NIXSolutions: Captcha Distinguishes People from Bots with Generated Images

The hCaptcha service began generating images with neural networks to distinguish people from bots on the Internet, it was noticed by reddit users. In addition, more complex questions are now used in the captcha: you need to recognize not only the object, but also its characteristics, for example, cats with short hair.


According to some estimates, bots are already almost equal in activity on the Internet with people. To separate them from people, sites use different approaches. For example, you can monitor quick actions and other non-human-like activity. Another popular way to detect bots is captcha, that is, a task that is simple for a person, but difficult for algorithms. Most often, captchas show several images and ask you to select objects on them, for example, cars or fire hydrants. To make things more difficult, noise and other distortions are usually added to images. But since computer vision algorithms are developing very quickly, this is often no longer enough.
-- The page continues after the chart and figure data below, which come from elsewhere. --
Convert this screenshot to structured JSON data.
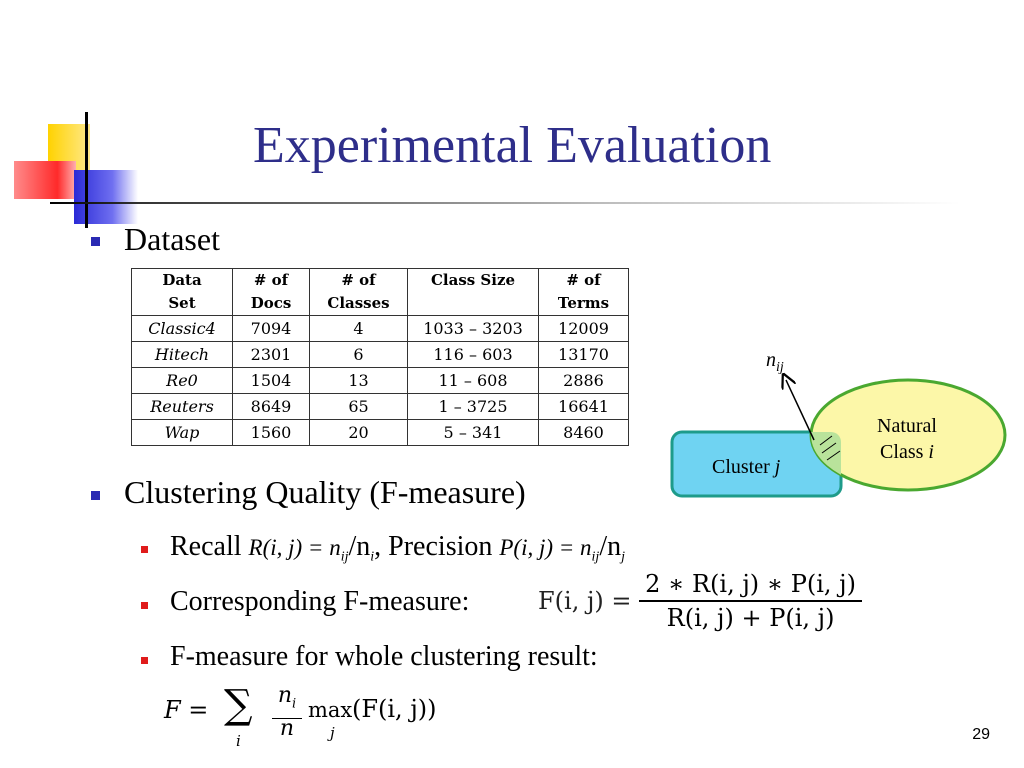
{
  "title": "Experimental Evaluation",
  "bullets": {
    "dataset": "Dataset",
    "quality": "Clustering Quality (F-measure)",
    "recall": "Recall",
    "precision_sep": ", Precision",
    "corresponding": "Corresponding F-measure:",
    "whole": "F-measure for whole clustering result:"
  },
  "table": {
    "headers": [
      [
        "Data",
        "Set"
      ],
      [
        "# of",
        "Docs"
      ],
      [
        "# of",
        "Classes"
      ],
      [
        "Class Size",
        ""
      ],
      [
        "# of",
        "Terms"
      ]
    ],
    "rows": [
      [
        "Classic4",
        "7094",
        "4",
        "1033 – 3203",
        "12009"
      ],
      [
        "Hitech",
        "2301",
        "6",
        "116 – 603",
        "13170"
      ],
      [
        "Re0",
        "1504",
        "13",
        "11 – 608",
        "2886"
      ],
      [
        "Reuters",
        "8649",
        "65",
        "1 – 3725",
        "16641"
      ],
      [
        "Wap",
        "1560",
        "20",
        "5 – 341",
        "8460"
      ]
    ]
  },
  "diagram": {
    "nij": "n",
    "nij_sub": "ij",
    "cluster": "Cluster",
    "cluster_var": "j",
    "natural_line1": "Natural",
    "natural_line2": "Class",
    "natural_var": "i"
  },
  "formulas": {
    "recall": "R(i, j) = n",
    "recall_sub1": "ij",
    "recall_mid": "/n",
    "recall_sub2": "i",
    "precision": "P(i, j) = n",
    "precision_sub1": "ij",
    "precision_mid": "/n",
    "precision_sub2": "j",
    "f_lhs": "F(i, j) =",
    "f_num": "2 ∗ R(i, j) ∗ P(i, j)",
    "f_den": "R(i, j) + P(i, j)",
    "total_lhs": "F =",
    "total_sum": "∑",
    "total_sum_sub": "i",
    "total_frac_num": "n",
    "total_frac_num_sub": "i",
    "total_frac_den": "n",
    "total_max": "max",
    "total_max_sub": "j",
    "total_arg": "(F(i, j))"
  },
  "page_number": "29",
  "colors": {
    "title": "#2e2e8a",
    "bullet_level1": "#2a2ab3",
    "bullet_level2": "#e01b1b",
    "cluster_fill": "#6fd3f2",
    "cluster_stroke": "#1e9b8a",
    "natural_fill": "#fcf7a8",
    "natural_stroke": "#4aa830"
  }
}
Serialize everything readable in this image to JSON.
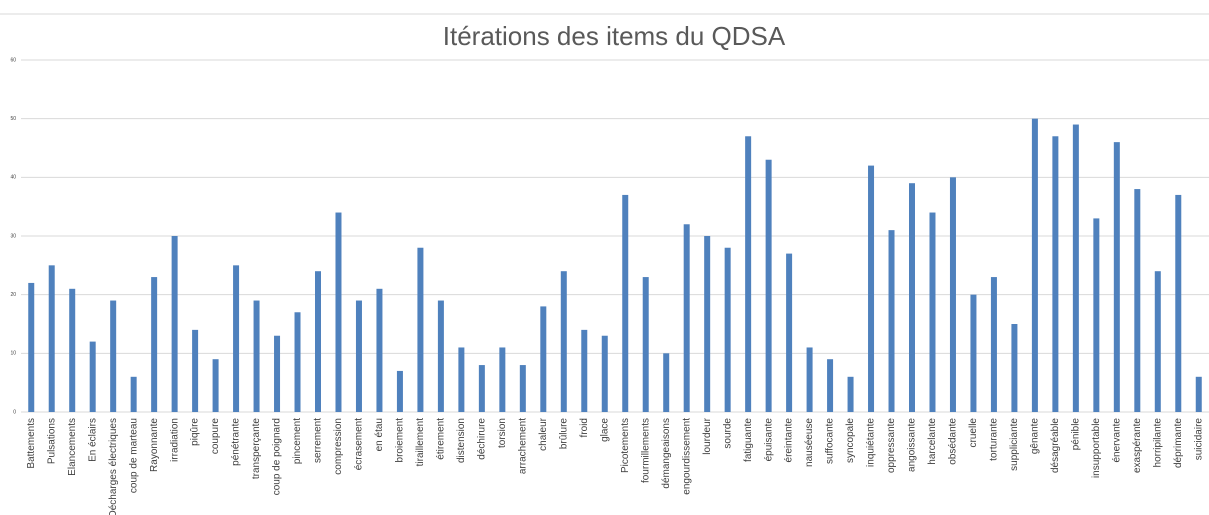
{
  "chart_data": {
    "type": "bar",
    "title": "Itérations des items du QDSA",
    "categories": [
      "Battements",
      "Pulsations",
      "Elancements",
      "En éclairs",
      "Décharges électriques",
      "coup de marteau",
      "Rayonnante",
      "irradiation",
      "piqûre",
      "coupure",
      "pénétrante",
      "transperçante",
      "coup de poignard",
      "pincement",
      "serrement",
      "compression",
      "écrasement",
      "en étau",
      "broiement",
      "tiraillement",
      "étirement",
      "distension",
      "déchirure",
      "torsion",
      "arrachement",
      "chaleur",
      "brûlure",
      "froid",
      "glace",
      "Picotements",
      "fourmillements",
      "démangeaisons",
      "engourdissement",
      "lourdeur",
      "sourde",
      "fatiguante",
      "épuisante",
      "éreintante",
      "nauséeuse",
      "suffocante",
      "syncopale",
      "inquiétante",
      "oppressante",
      "angoissante",
      "harcelante",
      "obsédante",
      "cruelle",
      "torturante",
      "suppliciante",
      "gênante",
      "désagréable",
      "pénible",
      "insupportable",
      "énervante",
      "exaspérante",
      "horripilante",
      "déprimante",
      "suicidaire"
    ],
    "values": [
      22,
      25,
      21,
      12,
      19,
      6,
      23,
      30,
      14,
      9,
      25,
      19,
      13,
      17,
      24,
      34,
      19,
      21,
      7,
      28,
      19,
      11,
      8,
      11,
      8,
      18,
      24,
      14,
      13,
      37,
      23,
      10,
      32,
      30,
      28,
      47,
      43,
      27,
      11,
      9,
      6,
      42,
      31,
      39,
      34,
      40,
      20,
      23,
      15,
      50,
      47,
      49,
      33,
      46,
      38,
      24,
      37,
      6
    ],
    "color": "#4f81bd",
    "ylim": [
      0,
      60
    ],
    "yticks": [
      0,
      10,
      20,
      30,
      40,
      50,
      60
    ],
    "grid": true
  }
}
Users of the r/artificial subreddit noticed that hCaptcha, one of the popular captcha services, now uses images generated by algorithms to separate people from bots. They suggested that the service uses people’s answers as data markup in order to further train algorithms and improve the quality of generation.

Despite the fact that the images look quite high quality, you can see artifacts on them that are typical for neural network generation algorithms, says N+1. For example, an image of a plate might have a smudged edge that blends into what looks like a fork, and instead of a photo of a bird, the service often shows something that resembles a bird in shape but is very different from a real animal.
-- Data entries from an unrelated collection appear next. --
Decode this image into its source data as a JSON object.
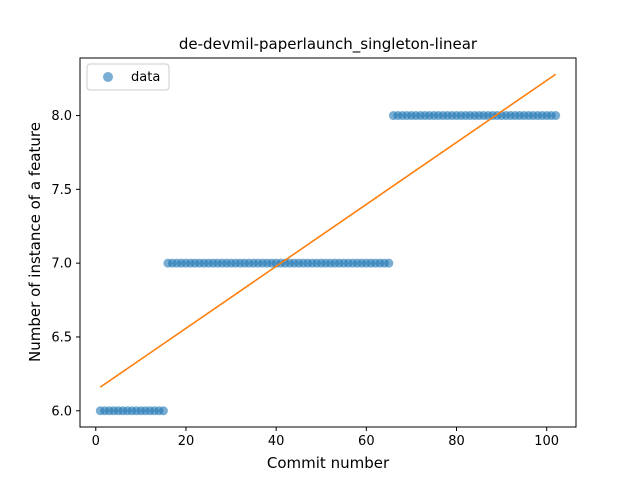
{
  "chart_data": {
    "type": "scatter",
    "title": "de-devmil-paperlaunch_singleton-linear",
    "xlabel": "Commit number",
    "ylabel": "Number of instance of a feature",
    "xlim": [
      -3.5,
      106.5
    ],
    "ylim": [
      5.89,
      8.39
    ],
    "xticks": [
      0,
      20,
      40,
      60,
      80,
      100
    ],
    "xtick_labels": [
      "0",
      "20",
      "40",
      "60",
      "80",
      "100"
    ],
    "yticks": [
      6.0,
      6.5,
      7.0,
      7.5,
      8.0
    ],
    "ytick_labels": [
      "6.0",
      "6.5",
      "7.0",
      "7.5",
      "8.0"
    ],
    "grid": false,
    "legend_position": "top-left",
    "series": [
      {
        "name": "data",
        "kind": "scatter",
        "color": "#1f77b4",
        "segments": [
          {
            "x_start": 1,
            "x_end": 15,
            "y": 6
          },
          {
            "x_start": 16,
            "x_end": 65,
            "y": 7
          },
          {
            "x_start": 66,
            "x_end": 102,
            "y": 8
          }
        ]
      },
      {
        "kind": "line",
        "color": "#ff7f0e",
        "x": [
          1,
          102
        ],
        "y": [
          6.16,
          8.28
        ]
      }
    ]
  }
}
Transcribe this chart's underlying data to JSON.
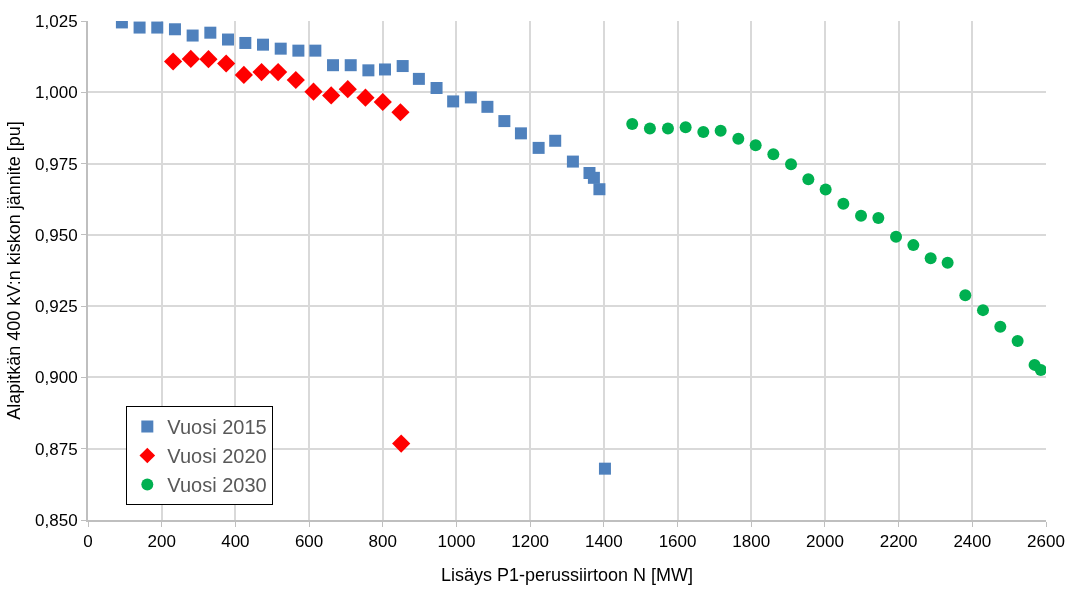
{
  "chart_data": {
    "type": "scatter",
    "xlabel": "Lisäys P1-perussiirtoon N [MW]",
    "ylabel": "Alapitkän 400 kV:n kiskon jännite [pu]",
    "xlim": [
      0,
      2600
    ],
    "xticks": [
      0,
      200,
      400,
      600,
      800,
      1000,
      1200,
      1400,
      1600,
      1800,
      2000,
      2200,
      2400,
      2600
    ],
    "ylim": [
      0.85,
      1.025
    ],
    "yticks": [
      {
        "value": 0.85,
        "label": "0,850"
      },
      {
        "value": 0.875,
        "label": "0,875"
      },
      {
        "value": 0.9,
        "label": "0,900"
      },
      {
        "value": 0.925,
        "label": "0,925"
      },
      {
        "value": 0.95,
        "label": "0,950"
      },
      {
        "value": 0.975,
        "label": "0,975"
      },
      {
        "value": 1.0,
        "label": "1,000"
      },
      {
        "value": 1.025,
        "label": "1,025"
      }
    ],
    "grid": true,
    "legend": "bottom left",
    "series": [
      {
        "name": "Vuosi 2015",
        "color": "#4f81bd",
        "marker": "square",
        "x": [
          92,
          140,
          188,
          236,
          284,
          332,
          380,
          427,
          475,
          523,
          571,
          617,
          665,
          713,
          761,
          806,
          854,
          898,
          946,
          991,
          1039,
          1084,
          1130,
          1175,
          1223,
          1268,
          1316,
          1361,
          1373,
          1388,
          1403
        ],
        "values": [
          1.0245,
          1.0227,
          1.0227,
          1.0221,
          1.0199,
          1.0209,
          1.0185,
          1.0173,
          1.0167,
          1.0153,
          1.0146,
          1.0146,
          1.0095,
          1.0095,
          1.0077,
          1.008,
          1.0092,
          1.0047,
          1.0015,
          0.9968,
          0.9982,
          0.9949,
          0.9899,
          0.9856,
          0.9805,
          0.983,
          0.9757,
          0.9717,
          0.97,
          0.966,
          0.868
        ]
      },
      {
        "name": "Vuosi 2020",
        "color": "#ff0000",
        "marker": "diamond",
        "x": [
          231,
          279,
          327,
          375,
          423,
          471,
          516,
          564,
          612,
          660,
          705,
          753,
          800,
          848,
          850
        ],
        "values": [
          1.0108,
          1.0117,
          1.0116,
          1.0101,
          1.0061,
          1.0071,
          1.0071,
          1.0043,
          1.0002,
          0.9989,
          1.0011,
          0.9981,
          0.9966,
          0.993,
          0.8768
        ]
      },
      {
        "name": "Vuosi 2030",
        "color": "#00b050",
        "marker": "circle",
        "x": [
          1477,
          1525,
          1574,
          1622,
          1670,
          1717,
          1765,
          1812,
          1860,
          1908,
          1955,
          2002,
          2050,
          2098,
          2145,
          2193,
          2240,
          2287,
          2333,
          2381,
          2429,
          2476,
          2523,
          2569,
          2586
        ],
        "values": [
          0.9889,
          0.9873,
          0.9873,
          0.9877,
          0.9861,
          0.9865,
          0.9837,
          0.9814,
          0.9783,
          0.9748,
          0.9695,
          0.9659,
          0.9609,
          0.9567,
          0.9559,
          0.9493,
          0.9464,
          0.9418,
          0.9402,
          0.9288,
          0.9236,
          0.9178,
          0.9128,
          0.9044,
          0.9026
        ]
      }
    ]
  }
}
The fact that hCaptcha has begun to use modern generative algorithms is indirectly indicated by one of the tasks in which the user is shown detailed cookies in the shape of animals. The qualitative combination of such concepts in one subject (in this case, a cookie and an animal) has until recently been a weakness of generative algorithms, and this is often what developers of recent neural network models based on CLIP or similar approaches highlight, notes NIXSolutions. For example, the developers of DALL-E demonstrated in the announcement how their algorithm generates an avocado-shaped chair.

Another complication of captcha is that now the user needs to select not only the specified item, but also pay attention to its characteristics. For example, in one of the tasks you need to separate the potted plants standing on the table from those hanging from the ceiling.